The Truth About Head Lice You Need to Know
Head lice are tiny insects that live on human heads, specifically close to the scalp, and love to drink human blood. Most parents might be familiar with head lice and the nuisance they can be, considering the fact that around six million to twelve million infestations occur in the United States each year among kids aged between three to eleven years. This is a reason why parents dread the start of the school year; it’s only a matter of time until the much dreaded call from school regarding their kids’ lice problems is made.
There are rumours and stories spreading about lice that can mess with your head, and it’s time to get the facts straight. Here are a few truths about head lice that you need to know:
Head Lice Don’t Spread Dangerous Diseases
Lice can be extremely annoying, but they don’t really spread any diseases as such, like mosquitoes or rodents. However they can make your scalp itchy and cause sores when you scratch your head excessively due to irritation. They can also make you lose sleep if the infestation is severe. Generally, the irritation from head lice start around 4-6 weeks after your head is infested.

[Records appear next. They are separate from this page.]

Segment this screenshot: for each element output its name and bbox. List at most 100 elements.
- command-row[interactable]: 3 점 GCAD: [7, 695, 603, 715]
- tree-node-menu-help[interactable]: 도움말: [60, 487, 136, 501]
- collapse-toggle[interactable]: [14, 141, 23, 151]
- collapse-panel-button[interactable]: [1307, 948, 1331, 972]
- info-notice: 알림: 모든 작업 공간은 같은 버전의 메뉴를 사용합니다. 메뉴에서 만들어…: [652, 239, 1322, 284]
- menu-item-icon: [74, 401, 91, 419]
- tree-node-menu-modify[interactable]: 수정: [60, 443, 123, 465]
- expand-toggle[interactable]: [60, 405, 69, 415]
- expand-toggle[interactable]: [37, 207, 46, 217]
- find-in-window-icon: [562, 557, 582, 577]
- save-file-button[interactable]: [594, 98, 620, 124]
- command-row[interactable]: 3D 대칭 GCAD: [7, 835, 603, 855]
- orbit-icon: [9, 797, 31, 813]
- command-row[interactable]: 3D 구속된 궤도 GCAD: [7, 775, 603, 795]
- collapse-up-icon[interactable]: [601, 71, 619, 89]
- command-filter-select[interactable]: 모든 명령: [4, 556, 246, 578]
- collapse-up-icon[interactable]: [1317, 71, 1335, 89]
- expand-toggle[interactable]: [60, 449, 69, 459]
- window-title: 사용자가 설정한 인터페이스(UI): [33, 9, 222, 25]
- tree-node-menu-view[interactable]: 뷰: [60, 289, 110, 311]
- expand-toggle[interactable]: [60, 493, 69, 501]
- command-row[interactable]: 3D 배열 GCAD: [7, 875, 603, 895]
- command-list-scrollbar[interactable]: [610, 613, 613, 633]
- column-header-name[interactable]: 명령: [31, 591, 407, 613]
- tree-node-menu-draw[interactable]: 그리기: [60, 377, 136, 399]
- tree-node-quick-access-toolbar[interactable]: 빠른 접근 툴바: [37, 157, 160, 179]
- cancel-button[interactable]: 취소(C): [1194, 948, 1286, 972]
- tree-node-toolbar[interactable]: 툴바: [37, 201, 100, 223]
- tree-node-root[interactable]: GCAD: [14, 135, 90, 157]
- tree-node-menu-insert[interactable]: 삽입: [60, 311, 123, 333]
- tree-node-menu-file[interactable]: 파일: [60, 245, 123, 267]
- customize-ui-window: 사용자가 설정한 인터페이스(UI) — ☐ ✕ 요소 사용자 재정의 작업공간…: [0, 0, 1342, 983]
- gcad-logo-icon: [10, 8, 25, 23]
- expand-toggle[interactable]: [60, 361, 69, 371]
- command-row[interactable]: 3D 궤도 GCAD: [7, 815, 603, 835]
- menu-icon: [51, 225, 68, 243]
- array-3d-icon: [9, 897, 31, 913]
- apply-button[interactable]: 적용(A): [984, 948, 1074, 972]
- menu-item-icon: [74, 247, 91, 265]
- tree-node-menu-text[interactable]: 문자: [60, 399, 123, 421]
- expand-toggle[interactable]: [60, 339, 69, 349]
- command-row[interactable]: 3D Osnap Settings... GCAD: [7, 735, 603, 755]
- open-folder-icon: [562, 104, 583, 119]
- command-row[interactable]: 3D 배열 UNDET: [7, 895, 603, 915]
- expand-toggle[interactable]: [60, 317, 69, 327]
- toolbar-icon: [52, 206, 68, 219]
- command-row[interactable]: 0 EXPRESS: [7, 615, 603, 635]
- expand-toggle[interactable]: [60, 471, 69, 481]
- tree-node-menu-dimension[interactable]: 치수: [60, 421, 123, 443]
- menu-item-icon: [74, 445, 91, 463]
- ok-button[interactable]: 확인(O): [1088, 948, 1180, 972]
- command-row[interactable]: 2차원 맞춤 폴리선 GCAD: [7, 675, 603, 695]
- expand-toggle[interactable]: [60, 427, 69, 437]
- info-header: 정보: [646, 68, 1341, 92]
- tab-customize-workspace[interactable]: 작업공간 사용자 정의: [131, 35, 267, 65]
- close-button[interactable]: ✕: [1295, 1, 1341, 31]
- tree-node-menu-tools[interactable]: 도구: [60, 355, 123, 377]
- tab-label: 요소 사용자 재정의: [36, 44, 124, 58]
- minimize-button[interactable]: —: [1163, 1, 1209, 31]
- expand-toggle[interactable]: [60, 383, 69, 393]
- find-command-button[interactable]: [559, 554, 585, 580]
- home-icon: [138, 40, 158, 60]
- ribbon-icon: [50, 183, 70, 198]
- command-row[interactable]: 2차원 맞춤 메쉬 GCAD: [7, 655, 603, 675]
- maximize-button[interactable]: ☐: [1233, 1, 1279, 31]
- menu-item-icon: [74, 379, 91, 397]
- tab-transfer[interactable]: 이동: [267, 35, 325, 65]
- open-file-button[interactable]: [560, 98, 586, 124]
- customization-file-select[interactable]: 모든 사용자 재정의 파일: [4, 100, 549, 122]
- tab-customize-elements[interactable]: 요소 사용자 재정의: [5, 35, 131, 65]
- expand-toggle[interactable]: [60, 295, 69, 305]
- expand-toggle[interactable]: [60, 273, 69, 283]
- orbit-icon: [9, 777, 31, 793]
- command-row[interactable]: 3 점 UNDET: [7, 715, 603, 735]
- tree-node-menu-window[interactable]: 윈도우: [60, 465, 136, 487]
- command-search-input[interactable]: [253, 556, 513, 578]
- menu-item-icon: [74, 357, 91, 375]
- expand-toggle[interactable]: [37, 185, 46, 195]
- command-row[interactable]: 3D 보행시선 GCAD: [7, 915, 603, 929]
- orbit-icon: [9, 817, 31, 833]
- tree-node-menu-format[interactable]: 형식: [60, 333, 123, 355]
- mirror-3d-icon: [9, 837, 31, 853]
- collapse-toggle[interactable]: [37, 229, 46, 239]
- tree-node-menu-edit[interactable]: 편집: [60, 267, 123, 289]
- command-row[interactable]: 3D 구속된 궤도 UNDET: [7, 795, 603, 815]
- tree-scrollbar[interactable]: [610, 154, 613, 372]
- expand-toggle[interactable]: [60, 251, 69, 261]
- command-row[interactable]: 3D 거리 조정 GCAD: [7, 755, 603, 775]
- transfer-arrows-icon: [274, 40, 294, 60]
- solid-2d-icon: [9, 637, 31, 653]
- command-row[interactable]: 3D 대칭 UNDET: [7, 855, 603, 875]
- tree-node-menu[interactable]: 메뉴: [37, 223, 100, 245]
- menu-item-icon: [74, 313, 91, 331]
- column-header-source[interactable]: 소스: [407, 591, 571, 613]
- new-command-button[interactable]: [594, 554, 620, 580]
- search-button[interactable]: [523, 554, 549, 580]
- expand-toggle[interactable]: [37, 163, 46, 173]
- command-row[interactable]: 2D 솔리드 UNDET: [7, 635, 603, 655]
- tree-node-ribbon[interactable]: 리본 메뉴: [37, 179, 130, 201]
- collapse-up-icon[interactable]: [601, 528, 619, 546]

A Head Lice Infestation Isn’t Related to How Clean or Dirty a Person’s Body Is
All that matters to head lice is free access to a human head to live on and fresh blood to indulge on. It doesn’t really matter if you wash your hair regularly or not; hygiene and head lice are not related. Head lice can be pretty clingy and washing your hair with shampoo won’t make them let go of your hair that easily, if at all.
Cutting Your Hair Shorter Won’t Prevent a Head Lice Infestation
If cutting hair off could prevent head lice, boys who (generally) have short hair wouldn’t have head lice problems too. Lice can live in hair that is buzzed short and thus, unless you are planning to make yourself completely bald, there is no point in cutting hair short to prevent head lice. Moreover, there is no need for you or your child to cut off your precious hair due to head lice. There are lice sprays that can help you out with such issues and let you keep your hairstyle intact.
Adults Aren’t Immune to a Head Lice Infestation
Lice don’t discriminate between a child and an adult’s head. All they need is human blood, and they are always on the lookout for fresh heads to infest. Adults with school-going children are more prone to end up with a lice infestation, since they will have closer contact with children who could have picked up a few lice from school. So if your kid has ever been diagnosed with head lice, it would be a good idea to have your own hair and that of the rest of your family checked as well.
Your Pet Cannot Spread Head Lice to Your Family
You might be suspicious about your pet when it comes to pest infestations in your home, but in the case of head lice, you can rule out your pet’s involvement. Lice thrive on human heads and blood, and thus do not live on animals, especially on your pet. Thus you only have to worry about head to head contact with other humans and not with animals in terms of head lice.
Head Lice Cannot Jump, Swim or Fly
It is a frequently asked question by curious and concerned parents whether head lice can jump, swim or fly. The truth is that they can crawl pretty well, reproduce and feed on blood, but they cannot do anything else like other pests that keep flying and jumping around your home. Head lice can transfer from one person to another only through direct contact with the hair of an infested person.
Head Lice Don’t Live Long
Adult lice can live up to thirty days as long as they have access to a warm human head and fresh blood. However, if they stay apart from a human host and are cut off from their food source, they can live for only one to two days. Therefore, even if lice in your head transfer to your sheets, comb or clothing, they won’t survive for much longer than two days. If you are still worried, you can wash your sheets in hot water or seal it away in a plastic bag for a few days or weeks.
Head lice can be unpleasant to say the least, but they are nothing to fret and stay awake thinking about. The good news is that they are not dangerous and cannot cause long term health risks. Furthermore, they can be spotted and treated easily without much hassle.